The centre will rationalise subsidies to ensure that only the deserving benefit from them and that the subsidy bill is kept in check, which, according to finance minister Arun Jaitley, will be one of the major tasks before the expenditure management commission that will be set up in the coming days (See: Expenditure management panel in offing, Jaitley tells House).
Jaitley informed Lok Sabha on Friday that government is determined to rationalise subsidies so as to ensure that only the vulnerable sections get its benefits.
Without proper curbs on expenditure, he said, India's fiscal deficit target for the current fiscal year will be a "daunting" task.
Jaitley, in his budget, had promised to narrow the country's fiscal deficit to 4.1 per cent of gross domestic product in the year to March 2015 from 4.5 per cent in the previous financial year.
The finance minister said in view the importance of keeping fiscal deficits under control, the government proposes to bring down major subsidies from 2.2 per cent of GDP in 2013-14 (revised estimates) to 2.03 per cent of the GDP in 2014-15 (budget estimates).

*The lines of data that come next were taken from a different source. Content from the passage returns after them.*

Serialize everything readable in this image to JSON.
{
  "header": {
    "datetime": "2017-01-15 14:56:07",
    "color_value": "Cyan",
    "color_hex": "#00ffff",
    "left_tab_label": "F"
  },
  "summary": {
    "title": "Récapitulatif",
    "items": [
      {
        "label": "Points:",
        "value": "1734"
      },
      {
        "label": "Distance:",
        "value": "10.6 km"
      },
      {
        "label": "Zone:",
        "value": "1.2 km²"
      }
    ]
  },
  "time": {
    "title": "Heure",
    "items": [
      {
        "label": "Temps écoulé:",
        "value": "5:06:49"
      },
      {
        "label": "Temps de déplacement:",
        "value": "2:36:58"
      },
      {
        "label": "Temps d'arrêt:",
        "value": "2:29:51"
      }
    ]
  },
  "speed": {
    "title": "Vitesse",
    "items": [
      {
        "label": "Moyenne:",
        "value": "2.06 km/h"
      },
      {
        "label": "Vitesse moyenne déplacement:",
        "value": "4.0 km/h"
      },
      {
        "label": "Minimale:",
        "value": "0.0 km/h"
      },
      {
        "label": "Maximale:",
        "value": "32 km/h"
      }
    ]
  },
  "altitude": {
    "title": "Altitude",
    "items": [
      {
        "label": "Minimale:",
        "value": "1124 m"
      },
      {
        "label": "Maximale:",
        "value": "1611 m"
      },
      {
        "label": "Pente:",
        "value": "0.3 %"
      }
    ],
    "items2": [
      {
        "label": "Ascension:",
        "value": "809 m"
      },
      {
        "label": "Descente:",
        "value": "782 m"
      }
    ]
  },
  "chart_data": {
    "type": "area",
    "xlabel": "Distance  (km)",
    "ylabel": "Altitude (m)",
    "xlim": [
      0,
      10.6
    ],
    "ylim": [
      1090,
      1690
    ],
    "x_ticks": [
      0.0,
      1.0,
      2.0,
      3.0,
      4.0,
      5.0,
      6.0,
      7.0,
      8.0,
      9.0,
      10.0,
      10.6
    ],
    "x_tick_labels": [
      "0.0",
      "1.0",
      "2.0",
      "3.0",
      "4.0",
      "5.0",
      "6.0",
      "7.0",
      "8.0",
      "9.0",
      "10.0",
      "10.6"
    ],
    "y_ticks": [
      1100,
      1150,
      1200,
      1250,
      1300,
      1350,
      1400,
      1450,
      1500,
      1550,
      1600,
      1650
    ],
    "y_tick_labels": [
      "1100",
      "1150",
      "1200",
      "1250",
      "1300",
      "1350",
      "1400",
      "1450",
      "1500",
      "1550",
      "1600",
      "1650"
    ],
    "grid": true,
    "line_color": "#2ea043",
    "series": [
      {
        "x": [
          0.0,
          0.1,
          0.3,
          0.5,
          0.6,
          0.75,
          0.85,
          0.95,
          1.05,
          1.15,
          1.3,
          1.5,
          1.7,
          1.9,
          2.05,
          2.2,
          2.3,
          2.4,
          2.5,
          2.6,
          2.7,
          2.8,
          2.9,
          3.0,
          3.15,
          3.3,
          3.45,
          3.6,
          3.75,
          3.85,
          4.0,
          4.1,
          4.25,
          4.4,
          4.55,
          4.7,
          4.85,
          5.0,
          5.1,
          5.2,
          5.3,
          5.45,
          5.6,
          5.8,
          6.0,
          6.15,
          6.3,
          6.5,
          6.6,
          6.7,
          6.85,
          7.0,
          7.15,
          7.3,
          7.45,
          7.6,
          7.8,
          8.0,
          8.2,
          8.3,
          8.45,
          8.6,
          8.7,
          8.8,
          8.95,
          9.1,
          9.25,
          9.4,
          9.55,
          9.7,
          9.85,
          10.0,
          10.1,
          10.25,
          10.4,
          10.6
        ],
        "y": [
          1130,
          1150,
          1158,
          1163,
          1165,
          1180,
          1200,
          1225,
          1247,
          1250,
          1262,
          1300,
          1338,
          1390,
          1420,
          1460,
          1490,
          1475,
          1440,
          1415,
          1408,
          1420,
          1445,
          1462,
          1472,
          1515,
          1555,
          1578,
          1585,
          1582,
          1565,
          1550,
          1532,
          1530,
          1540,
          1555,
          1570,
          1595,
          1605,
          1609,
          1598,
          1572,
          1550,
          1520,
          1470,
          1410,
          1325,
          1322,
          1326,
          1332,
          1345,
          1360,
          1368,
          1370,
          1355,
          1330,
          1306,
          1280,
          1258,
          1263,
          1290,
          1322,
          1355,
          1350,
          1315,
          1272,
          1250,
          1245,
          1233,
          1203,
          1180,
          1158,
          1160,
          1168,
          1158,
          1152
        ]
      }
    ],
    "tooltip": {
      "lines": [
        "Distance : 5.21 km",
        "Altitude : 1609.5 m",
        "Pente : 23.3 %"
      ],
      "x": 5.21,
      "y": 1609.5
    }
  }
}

"With active policy measures / reforms of the government to contain fiscal deficit and quantum of subsidy bill it is expected that the subsidy will progressively reduce. It is proposed to keep the subsidy level at 1.7 per cent and 1.6 per cent of GDP in 2015-16 and 2016-17 respectively," he stated in a written reply.
Economists have, meanwhile, dubbed the deficit target rather optimistic, citing weak tax receipts in a sluggish economy and high government expenditure commitments.
To a supplementary on the need to improve tax collections and recovering pending tax dues instead of slashing subsidies to improve the fiscal deficit, Jaitley said fiscal deficit is a situation which is reached when government's expenditures go out of control and there is no rise in revenue.
He said taxation has to be rationalised to make Indian products competitive. He said better saleability of products would mean increase in growth which would lead to larger revenue.
The finance minister said the present government is clear that increased taxes lead to sluggish economy.
Responding to another supplementary as to whether government will pass on to the consumers the hike in urea prices after the price of natural gas is raised, he said the question is based on a "hypothetical premise".
The new government is considering whether to increase gas prices and the decision it takes will be informed to the House, he said.
On providing subsidies or free power supply to farmers, he said, a government can spend within its means. If it borrows to spend, the next generation will have to repay the debts. Debts, he said, means more taxes.
He said since electricity is a state subject, states which can afford can give subsidy.